Die Städte wachsen ständig und die Bodenpreise auch. Hier vom Stadtkern 10 Km entfernt ,aber noch Stadtteil, ein Acker in der Sichtweite zur Pertrochemie Aral , noch nicht erschlossen 4 Etagenhäuser schon verkauft und nicht ein Stein gelegt ne 80qm Wohnung nicht unter 750 Tausend Euro.
40 Km entfernt wunderschöne leichte Hanglage Baujahr 1980 , 120qm Wohnfläche für 220 T. aber schlechte Anbindung. 2 Autos notwendig und Kindertaxi spielen.

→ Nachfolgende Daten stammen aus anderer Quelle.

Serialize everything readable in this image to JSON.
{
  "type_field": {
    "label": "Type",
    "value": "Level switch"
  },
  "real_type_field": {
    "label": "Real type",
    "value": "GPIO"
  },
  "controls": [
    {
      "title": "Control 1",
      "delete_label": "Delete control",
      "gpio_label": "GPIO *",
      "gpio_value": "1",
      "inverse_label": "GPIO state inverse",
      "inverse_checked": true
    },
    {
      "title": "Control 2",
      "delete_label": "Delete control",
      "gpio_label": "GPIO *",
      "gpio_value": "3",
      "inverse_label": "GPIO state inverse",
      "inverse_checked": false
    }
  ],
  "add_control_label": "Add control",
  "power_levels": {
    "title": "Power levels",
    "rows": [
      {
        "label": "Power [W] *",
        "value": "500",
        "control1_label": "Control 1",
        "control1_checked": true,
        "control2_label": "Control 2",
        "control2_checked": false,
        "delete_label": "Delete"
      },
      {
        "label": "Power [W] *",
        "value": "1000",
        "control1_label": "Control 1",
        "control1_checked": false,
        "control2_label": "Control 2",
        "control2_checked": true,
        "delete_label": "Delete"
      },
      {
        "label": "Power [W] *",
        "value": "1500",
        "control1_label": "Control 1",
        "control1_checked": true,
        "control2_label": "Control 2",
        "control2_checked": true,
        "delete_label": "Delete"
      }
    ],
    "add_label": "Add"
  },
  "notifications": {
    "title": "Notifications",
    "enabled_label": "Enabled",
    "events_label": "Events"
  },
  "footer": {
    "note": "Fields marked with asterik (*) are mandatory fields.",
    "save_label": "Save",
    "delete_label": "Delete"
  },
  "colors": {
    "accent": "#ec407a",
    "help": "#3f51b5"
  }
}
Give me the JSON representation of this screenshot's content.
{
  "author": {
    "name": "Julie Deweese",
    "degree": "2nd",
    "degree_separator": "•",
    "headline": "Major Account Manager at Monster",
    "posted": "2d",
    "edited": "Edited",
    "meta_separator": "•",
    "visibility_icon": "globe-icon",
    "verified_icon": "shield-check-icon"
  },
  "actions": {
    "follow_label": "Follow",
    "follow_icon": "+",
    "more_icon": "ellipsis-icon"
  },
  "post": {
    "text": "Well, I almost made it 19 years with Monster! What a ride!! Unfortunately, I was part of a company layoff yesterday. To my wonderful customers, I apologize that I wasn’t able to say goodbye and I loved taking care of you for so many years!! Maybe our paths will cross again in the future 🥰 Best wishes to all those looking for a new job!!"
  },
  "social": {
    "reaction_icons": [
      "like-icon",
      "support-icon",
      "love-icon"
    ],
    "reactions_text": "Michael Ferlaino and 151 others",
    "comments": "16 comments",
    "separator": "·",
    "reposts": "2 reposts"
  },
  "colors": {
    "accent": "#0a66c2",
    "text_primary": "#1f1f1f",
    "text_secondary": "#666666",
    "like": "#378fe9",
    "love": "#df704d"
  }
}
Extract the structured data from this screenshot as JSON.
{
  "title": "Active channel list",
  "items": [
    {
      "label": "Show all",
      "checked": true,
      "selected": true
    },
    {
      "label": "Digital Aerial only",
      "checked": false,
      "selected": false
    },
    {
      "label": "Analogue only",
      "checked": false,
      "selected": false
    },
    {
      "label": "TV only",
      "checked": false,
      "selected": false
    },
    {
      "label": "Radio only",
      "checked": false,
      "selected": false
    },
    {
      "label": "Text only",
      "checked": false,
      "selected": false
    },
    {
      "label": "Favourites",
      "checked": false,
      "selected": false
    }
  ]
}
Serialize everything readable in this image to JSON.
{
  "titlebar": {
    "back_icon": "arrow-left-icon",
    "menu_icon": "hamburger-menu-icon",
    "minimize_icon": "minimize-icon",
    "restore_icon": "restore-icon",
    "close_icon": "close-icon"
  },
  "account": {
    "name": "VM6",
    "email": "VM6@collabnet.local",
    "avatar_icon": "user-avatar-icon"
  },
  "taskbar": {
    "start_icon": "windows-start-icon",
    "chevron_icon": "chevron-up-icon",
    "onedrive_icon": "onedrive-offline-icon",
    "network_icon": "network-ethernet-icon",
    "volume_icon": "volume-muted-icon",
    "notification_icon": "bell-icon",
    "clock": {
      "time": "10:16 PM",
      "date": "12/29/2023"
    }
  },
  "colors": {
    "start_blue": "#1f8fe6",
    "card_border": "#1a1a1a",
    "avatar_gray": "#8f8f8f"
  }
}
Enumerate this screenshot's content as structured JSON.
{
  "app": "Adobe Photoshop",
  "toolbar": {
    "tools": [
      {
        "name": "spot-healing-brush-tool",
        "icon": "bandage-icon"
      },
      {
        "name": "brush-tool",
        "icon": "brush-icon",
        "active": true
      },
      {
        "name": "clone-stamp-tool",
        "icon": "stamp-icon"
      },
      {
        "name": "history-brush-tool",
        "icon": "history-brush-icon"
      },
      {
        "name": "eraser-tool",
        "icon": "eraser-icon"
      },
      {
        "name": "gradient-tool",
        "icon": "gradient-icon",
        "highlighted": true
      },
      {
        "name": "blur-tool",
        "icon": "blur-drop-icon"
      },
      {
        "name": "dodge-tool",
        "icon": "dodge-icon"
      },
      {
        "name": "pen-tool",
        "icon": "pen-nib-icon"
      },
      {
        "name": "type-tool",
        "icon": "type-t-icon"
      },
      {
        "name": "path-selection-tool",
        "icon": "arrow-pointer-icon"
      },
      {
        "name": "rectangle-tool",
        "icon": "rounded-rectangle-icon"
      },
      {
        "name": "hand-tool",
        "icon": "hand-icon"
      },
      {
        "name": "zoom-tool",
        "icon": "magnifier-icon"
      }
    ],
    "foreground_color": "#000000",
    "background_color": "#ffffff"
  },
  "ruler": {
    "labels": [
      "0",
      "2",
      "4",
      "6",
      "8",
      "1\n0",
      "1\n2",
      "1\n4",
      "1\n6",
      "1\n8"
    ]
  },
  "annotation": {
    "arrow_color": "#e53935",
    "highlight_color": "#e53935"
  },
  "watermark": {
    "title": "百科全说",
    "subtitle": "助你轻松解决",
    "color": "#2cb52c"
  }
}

Wir wurden aus der Stadt gedrängt bei 1400 Euro Miete , sind arme Leute und konnten die Miete nicht mehr bezahlen,- angefangen 1988 mit 520 DM für 154 qm sanierter Altbau im Stadtkern.,- mußten uns ein Haus kaufen im Speckgürtel,- Ein altes Fischerhaus , erster Stein noch von den Franken vor 2 Tausend Jahren. Aber ein Dach über dem Kopf durch Erweiterungen und Sanierungen seit nach dem Krieg und Ausbaufähig auf 180 qm Wohnfläche laut Kataster. Inzwischen Explodierten auch hier die Grundstückpreise , ältere Leute werden laufend von den Spekulanten Angeschrieben mit Frage zum Verkauf.

Also wer was hat, verkauft nicht , geht immer mit Einschränkungen einher, dann besser Zimmer vermieten wenns nicht anders geht.